SOLIDÃO

            O casal de gêmeos estava cada vez mais agitado. As brincadeiras de cunho divertido crianças, estavam passando a se tornar ataques agressivos um ao outro. Os pais já não sabiam o que fazer, e sendo bem sinceros, também diriam que estavam perdendo a paciência de estar ali. 

            A família estava ali por um motivo, e era apenas por esse motivo. Nunca foram muito afeitos ao velho, queriam apenas saber se o boato que ouviram era verdadeiro. Eles já haviam ouvido falar daquilo por duas primas de segundo grau de Roger, e também pelo seu tio alcoólatra, mas foi mesmo depois que seu irmão ligou contando a história, que eles consideraram mesmo a possibilidade do boato ser verdadeiro. 

            O avô finalmente terminou a história que contava. Era para ser uma história engraçada, mas ninguém nem ao menos sorriu no final. Ele entendeu o recado. Declinando a velha poltrona de couro manchado, terminou o resto da água do copo. Suas mãos estavam enfaixadas com ataduras velhas e sujas. 

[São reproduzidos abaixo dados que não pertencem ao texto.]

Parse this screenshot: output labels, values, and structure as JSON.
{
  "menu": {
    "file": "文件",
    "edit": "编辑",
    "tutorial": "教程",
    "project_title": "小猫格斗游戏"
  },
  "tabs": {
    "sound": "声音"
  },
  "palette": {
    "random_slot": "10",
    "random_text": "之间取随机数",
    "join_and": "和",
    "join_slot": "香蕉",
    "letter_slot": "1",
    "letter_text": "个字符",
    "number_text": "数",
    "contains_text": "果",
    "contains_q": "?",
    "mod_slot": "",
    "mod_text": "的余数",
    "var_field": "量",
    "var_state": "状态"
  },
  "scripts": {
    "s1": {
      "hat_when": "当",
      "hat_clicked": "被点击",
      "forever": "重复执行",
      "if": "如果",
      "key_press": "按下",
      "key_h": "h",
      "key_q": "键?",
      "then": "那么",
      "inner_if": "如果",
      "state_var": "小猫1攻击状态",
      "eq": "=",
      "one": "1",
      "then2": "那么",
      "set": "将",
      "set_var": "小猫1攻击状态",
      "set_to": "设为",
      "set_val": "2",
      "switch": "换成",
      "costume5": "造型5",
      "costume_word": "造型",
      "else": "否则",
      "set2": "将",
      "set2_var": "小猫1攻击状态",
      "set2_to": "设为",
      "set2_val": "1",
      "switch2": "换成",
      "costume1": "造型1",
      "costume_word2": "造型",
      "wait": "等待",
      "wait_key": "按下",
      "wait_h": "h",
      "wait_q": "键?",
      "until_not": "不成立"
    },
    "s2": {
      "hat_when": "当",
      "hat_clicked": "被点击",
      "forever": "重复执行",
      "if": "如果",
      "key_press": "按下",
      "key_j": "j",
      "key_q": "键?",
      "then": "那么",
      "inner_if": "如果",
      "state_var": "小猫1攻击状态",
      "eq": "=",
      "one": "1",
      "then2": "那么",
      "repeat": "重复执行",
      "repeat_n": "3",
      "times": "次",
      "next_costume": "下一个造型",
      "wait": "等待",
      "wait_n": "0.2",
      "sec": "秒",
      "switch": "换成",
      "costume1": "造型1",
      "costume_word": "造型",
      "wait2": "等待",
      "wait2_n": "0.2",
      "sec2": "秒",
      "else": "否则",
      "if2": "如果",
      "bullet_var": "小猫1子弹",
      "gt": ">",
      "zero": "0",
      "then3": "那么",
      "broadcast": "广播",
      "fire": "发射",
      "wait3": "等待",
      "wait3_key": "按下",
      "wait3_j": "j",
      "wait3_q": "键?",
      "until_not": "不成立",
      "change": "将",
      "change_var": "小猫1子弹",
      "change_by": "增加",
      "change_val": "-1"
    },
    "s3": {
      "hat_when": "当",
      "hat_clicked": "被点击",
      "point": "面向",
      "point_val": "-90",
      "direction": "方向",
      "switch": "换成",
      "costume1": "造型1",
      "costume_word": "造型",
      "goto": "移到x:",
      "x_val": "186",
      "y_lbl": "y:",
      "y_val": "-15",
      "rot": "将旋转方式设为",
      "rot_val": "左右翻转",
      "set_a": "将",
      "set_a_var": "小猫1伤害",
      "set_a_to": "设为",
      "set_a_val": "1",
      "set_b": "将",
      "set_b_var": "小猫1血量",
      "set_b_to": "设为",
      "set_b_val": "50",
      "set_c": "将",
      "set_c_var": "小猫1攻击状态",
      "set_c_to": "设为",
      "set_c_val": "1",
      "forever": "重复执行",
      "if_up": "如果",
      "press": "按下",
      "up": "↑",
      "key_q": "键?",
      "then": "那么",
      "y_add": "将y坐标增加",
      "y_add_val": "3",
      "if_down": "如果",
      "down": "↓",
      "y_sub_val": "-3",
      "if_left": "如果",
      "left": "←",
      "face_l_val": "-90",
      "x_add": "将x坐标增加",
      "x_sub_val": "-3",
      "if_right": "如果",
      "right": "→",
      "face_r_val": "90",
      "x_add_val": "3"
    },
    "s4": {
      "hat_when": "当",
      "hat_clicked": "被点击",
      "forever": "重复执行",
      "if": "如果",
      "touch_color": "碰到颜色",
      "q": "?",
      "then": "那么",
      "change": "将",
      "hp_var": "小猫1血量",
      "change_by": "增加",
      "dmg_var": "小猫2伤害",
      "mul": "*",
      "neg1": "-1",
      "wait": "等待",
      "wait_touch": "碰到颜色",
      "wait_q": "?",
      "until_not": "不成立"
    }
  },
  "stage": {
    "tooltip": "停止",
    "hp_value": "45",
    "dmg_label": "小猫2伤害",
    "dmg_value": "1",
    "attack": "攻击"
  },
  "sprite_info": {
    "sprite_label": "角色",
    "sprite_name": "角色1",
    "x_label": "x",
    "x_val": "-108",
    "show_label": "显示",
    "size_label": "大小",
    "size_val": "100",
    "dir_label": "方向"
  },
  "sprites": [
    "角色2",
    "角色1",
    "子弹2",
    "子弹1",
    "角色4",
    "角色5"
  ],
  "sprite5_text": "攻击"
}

            Deixando o copo sobre a mesinha, o velho se afirmou nas muletas e conseguiu se erguer com a facilidade de quem ainda conservava um pouco dos músculos de uma vida toda de pesado trabalho braçal.

            - Vamos lá atrás, pessoal. Eu tenho uma coisa muito legal para mostrar. 

            Todos o seguiram, arrastando os pés atrás dele. As crianças vinham sérias, olhando os porta retratos empoeirados com fotos antigas. Quem seriam aquelas pessoas? As crianças imaginavam que pelo menos um daqueles homens devia ser o avô. Elas caminhavam de mãos dadas segurando a mão da mãe, sentindo um pouco de medo. 

            Todos atravessaram o corredor principal até a área de serviços nos fundos, o ponto mais baixo da casa, sendo preciso descer alguns degraus para chegar nela. Havia uma lâmpada no meio do cômodo, que foi ligada quando o velho puxou uma corrente fina dependurada rente a parede.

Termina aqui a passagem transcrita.